Sorry Windows users, but I had to. After the spate of questions about why I’d run 3D apps in OS X when the OpenGL performance is better in Windows, that should be answer enough.
Anyway, Parallels Desktop 9 Enterprise a $100/year and, while that is a reasonable price for the software, I hope they add it to the base non-Enterprise version because VMware’s Fusion is cheaper and doesn’t require a timed-out subscription to offer similar virtual 16-core support. But, if you need a 3D machine in a VM now for OS X, this is the best option.

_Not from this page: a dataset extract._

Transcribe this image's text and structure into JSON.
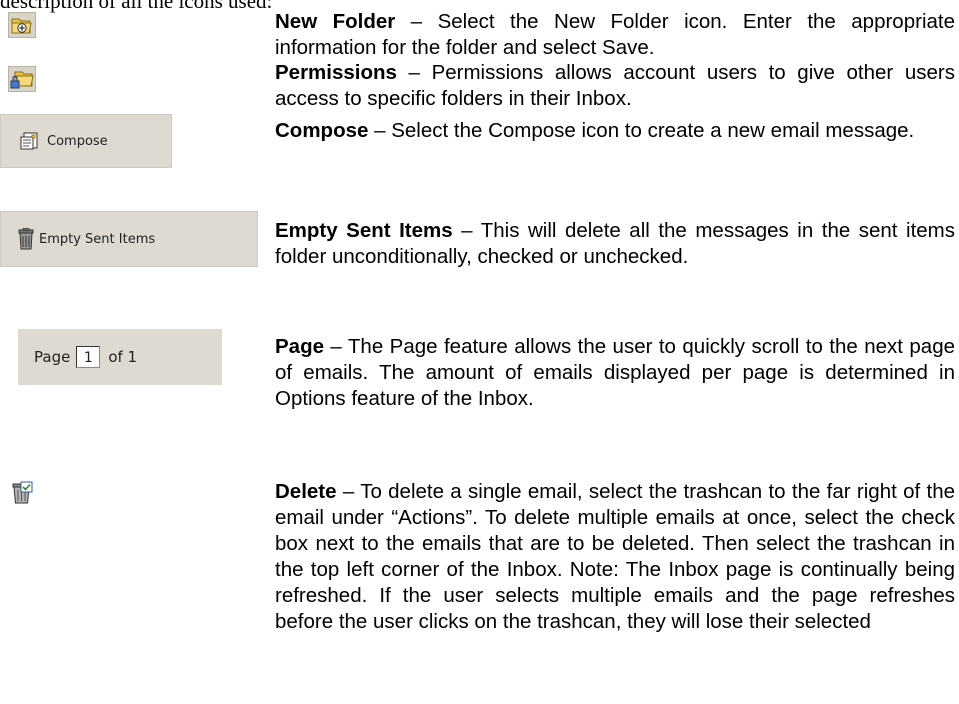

So my very long review of the new Mac Pro is up on Ars Technica after extended testing with a ton of pro apps. Great machine but Apple’s job is not yet finished since the lack of dual CPU configurations and lacklustre OpenGL drivers make it tricky to recommend as a one-stop shop for all things 3D. The OpenCL scores are bananas though – you’d have a hard time finding a more capable machine for OpenCL-accelerated 4K editing in programs like Resolve or Final Cut Pro X.